Cette pédagogie convergente implique, selon Darline Cothière, de «concevoir des activités pédagogiques susceptibles de conduire à une véritable communication avec tout ce que cela implique comme adaptation des formes langagières à la situation de communication et comme adéquation à l’intention de communication». L’auteure estime que l’application d’une méthodologie basée sur la convergence linguistique créole haïtien-français peut être l’une des solutions palliatives au déficit du système en matière de méthodologie d’enseignement-apprentissage du français en Haïti. 
 
Telle que proposée par Michel Wambach (2001)5 et revisitée par l’auteur en 20096 la pédagogie convergente est une méthodologie de construction de connaissances en contexte multilingue centrée sur l’expérience de l’apprenant ayant comme premier objectif l’apprentissage de la langue maternelle en épousant notamment les principes de la méthode structuro-globale audio-visuelle, le constructivisme et le socioconstructivisme et en envisageant l’évaluation formative en vue de contrôler les stratégies cognitives de construction de connaissances. Elle consiste à mieux faire cohabiter les deux langues dans le système, à en rentabiliser l’enseignement-apprentissage, à mutualiser leur prise en compte dans le système éducatif haïtien et maximiser leur intervention dans la socialisation des enfants scolarisés.

Conclusion

Pour ne pas conclure, je soulignerai que les propos du livre entrent en résonnance à ceux-là que j’ai tenus dans les Actes du colloque du FORENA: «Une éducation qui fonctionne dans une langue que ne maitrise pas la majorité des apprenants, qui favorise la minorité de ceux-là qui ont un certain contact avec cette langue d’enseignement… est une éducation qui vise l’inégalité sociale entre les citoyens. Il faut faire la part des langues, c’est-à-dire leur aménager une place à chacune dans le respect des individus qui les pratiquent et dans celui de leur utilité dirais-je naturelle. Toute intervention sur le système éducatif en termes de reconstruction nécessite un travail d’aménagement des langues qui y interviennent à un niveau ou à un autre (à savoir le créole, le français, l’anglais et l’espagnol). À un moment où les systèmes scolaires des pays cherchent à généraliser l’enseignement-apprentissage des langues étrangères à un niveau même précoce, la prise en compte de ces langues dans ce travail sur l’éducation, la consolidation de leur enseignement-apprentissage et sa rentabilité devraient constituer une préoccupation. Mais soulignons que la prise en compte de toute langue étrangère succède à la maitrise et la valorisation de la (ou des) langues locales».
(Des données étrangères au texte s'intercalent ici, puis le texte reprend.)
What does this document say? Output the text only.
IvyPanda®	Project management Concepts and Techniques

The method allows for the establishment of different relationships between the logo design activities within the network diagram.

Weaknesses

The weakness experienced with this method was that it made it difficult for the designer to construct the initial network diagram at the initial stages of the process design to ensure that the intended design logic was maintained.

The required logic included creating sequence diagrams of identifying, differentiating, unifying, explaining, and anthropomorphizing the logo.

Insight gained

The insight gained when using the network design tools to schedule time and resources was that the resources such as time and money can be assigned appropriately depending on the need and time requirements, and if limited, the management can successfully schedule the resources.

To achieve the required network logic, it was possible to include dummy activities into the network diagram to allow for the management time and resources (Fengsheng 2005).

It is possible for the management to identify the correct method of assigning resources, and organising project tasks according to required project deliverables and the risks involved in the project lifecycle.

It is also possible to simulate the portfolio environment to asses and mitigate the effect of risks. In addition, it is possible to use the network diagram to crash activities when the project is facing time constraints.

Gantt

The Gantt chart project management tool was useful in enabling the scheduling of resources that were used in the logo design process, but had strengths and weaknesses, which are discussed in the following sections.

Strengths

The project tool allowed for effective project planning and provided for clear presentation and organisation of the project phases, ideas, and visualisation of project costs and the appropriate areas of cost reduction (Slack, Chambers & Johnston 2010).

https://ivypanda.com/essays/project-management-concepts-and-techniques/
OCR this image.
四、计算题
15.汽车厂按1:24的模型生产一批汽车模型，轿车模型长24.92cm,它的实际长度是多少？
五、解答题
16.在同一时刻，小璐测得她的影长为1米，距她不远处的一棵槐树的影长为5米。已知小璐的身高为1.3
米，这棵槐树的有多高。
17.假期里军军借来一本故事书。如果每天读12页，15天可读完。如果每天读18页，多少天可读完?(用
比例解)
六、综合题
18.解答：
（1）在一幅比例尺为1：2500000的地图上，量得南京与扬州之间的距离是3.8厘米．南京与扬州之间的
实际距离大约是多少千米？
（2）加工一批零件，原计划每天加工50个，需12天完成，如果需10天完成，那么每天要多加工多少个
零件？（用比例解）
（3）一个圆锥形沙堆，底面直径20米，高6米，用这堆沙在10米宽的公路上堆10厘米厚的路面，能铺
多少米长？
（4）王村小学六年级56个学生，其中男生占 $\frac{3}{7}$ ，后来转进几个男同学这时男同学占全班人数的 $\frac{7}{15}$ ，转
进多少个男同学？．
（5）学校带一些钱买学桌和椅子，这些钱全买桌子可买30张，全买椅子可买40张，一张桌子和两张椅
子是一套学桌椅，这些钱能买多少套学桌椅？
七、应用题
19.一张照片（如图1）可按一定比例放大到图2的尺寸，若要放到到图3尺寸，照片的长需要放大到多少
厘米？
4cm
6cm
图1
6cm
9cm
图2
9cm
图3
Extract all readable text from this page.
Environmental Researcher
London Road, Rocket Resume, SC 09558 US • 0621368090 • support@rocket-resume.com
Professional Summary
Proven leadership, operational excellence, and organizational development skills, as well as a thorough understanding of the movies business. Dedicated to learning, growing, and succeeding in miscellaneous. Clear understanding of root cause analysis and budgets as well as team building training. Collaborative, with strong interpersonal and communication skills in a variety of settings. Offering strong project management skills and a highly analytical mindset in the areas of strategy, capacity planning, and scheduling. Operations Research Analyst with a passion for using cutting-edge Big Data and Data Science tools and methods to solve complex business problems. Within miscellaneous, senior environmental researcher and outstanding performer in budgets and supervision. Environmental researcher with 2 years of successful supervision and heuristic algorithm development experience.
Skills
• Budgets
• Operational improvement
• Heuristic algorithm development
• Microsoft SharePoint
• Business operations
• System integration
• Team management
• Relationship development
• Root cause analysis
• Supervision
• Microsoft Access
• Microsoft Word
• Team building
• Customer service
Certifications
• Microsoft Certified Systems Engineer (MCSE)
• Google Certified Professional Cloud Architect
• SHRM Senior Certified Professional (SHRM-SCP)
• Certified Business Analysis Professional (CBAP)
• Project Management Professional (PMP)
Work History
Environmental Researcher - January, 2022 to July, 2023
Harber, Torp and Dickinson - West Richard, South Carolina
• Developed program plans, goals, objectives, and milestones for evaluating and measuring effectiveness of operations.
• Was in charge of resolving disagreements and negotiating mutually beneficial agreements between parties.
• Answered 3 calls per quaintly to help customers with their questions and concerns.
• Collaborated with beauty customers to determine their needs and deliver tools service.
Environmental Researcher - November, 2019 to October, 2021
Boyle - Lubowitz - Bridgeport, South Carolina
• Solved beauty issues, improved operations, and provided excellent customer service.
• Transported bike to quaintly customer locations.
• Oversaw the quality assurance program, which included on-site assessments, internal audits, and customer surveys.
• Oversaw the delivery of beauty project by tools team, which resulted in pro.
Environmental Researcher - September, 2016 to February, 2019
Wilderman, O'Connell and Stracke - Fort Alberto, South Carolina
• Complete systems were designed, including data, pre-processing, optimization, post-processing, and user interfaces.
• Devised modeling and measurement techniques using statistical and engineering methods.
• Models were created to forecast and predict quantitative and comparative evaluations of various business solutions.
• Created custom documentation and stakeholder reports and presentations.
Enfin, «L’aménagement linguistique en Haïti: enjeux, défis et propositions» – qui sera en vente-signature à Livres en folie, à Port-au-Prince, ce 23 juin – est un livre à lire pour comprendre le fonctionnement des langues en Haïti et les rapports que ces dernières entretiennent les unes avec les autres. La richesse du débat qu’il réanime est de nature à nous conduire à des solutions durables en rapport avec le problème linguistique haïtien.

Notes

  1. POMPILUS Pradel, 1985, Le problème linguistique haïtien, Port-au-Prince, Les Éditions Fardin.
     
  2. BOYER Henri, 1991, Éléments de sociolinguistique: Langue, communication et société. Paris : Dunod.
     
  3. ROBILLARD Didier de, 1997, «Aménagement linguistique», in Marie-Louise Moreau (éd.). Sociolinguistique : concepts de base. Liège : Mardaga, pp. 36-41.
     
  4. CHAUDENSON Robert, 1989, Créole et enseignement du français. Paris, L’Harmattan.
     
  5. WAMBACH Michel, 2001, La Méthodologie d’enseignement des langues en milieu plurilingue, Bruxelles, CIAVER.